For two months, municipal, state and federal governments have been discussing a management plan for the lagoon area, but the people of Mexicali grew tired of waiting and, under the banner of the non-governmental organization Comité Ciudadano Salvemos Las Lagunas (Save the Lagoons Citizens’ Committee), went to work.
The NGO had been requesting since at least 2014 that authorities take steps to stop pollution of the area but official efforts have yielded few results, if any.
Unofficial efforts have been more successful.
For several weekends now citizens have removed tens of kilograms of waste from the Campestre, México and Xochimilco lagoons.
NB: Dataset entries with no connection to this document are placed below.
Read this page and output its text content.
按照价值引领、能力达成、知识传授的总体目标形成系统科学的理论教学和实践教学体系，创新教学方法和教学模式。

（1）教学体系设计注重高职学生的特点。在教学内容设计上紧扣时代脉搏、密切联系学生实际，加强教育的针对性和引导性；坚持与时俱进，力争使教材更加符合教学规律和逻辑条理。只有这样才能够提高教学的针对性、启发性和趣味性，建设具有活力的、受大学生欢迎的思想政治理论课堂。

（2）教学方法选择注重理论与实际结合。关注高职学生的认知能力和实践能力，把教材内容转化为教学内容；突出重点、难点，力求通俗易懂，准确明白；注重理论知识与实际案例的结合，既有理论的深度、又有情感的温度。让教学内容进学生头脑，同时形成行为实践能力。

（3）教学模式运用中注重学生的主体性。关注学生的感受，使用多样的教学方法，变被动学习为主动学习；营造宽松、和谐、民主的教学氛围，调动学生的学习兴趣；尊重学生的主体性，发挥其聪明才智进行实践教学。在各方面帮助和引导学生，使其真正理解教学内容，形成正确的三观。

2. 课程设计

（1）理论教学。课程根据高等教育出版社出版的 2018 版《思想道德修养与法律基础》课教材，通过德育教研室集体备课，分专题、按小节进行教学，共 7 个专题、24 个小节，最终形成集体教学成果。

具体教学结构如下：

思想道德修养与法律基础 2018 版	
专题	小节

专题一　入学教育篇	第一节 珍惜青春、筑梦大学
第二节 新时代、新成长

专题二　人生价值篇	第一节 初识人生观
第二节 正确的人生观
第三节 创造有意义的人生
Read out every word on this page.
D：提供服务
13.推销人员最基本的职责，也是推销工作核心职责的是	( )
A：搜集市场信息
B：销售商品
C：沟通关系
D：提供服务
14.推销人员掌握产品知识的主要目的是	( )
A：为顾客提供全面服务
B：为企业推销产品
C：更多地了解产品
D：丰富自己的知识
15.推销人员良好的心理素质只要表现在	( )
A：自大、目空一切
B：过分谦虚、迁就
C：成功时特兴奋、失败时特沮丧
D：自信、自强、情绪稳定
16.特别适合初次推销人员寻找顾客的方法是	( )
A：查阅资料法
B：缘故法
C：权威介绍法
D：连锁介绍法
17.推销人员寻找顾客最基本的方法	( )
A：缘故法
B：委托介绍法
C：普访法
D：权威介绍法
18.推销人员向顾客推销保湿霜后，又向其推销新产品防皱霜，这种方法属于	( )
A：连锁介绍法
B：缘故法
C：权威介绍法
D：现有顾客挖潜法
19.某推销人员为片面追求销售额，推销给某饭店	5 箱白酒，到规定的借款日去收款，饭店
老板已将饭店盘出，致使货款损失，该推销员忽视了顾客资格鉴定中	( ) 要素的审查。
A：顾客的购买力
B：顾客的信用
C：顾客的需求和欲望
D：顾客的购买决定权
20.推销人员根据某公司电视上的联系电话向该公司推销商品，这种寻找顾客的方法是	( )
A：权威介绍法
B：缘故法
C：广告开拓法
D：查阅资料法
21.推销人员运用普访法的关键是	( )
“We’ve organized our community, and we’re working on restoring the area and in preserving it for future generations,” said César Angulo Corral, a member of the Save the Lagoons Committee.
“As citizens participate and make the site their own, the efforts are more lasting,” said an environmental researcher from the Autonomous University of Baja California (UABC).
Jorge Ramírez Hernández said that as the city grew around the lagoons authorities forgot them, never allocating the necessary funds to preserve them so they could be habitat for bird species and a recreational area.
The specialist observed that all efforts to restore and preserve the lagoon and wetland area should be overseen by the National Water Commission (Conagua).
“Conagua does monitor the water quality . . . but we do not know what results it has been obtaining,” he said.
The municipal government of Mexicali has stated its interest in protecting the area, which has been affected by several issues such as the disposal of solid waste.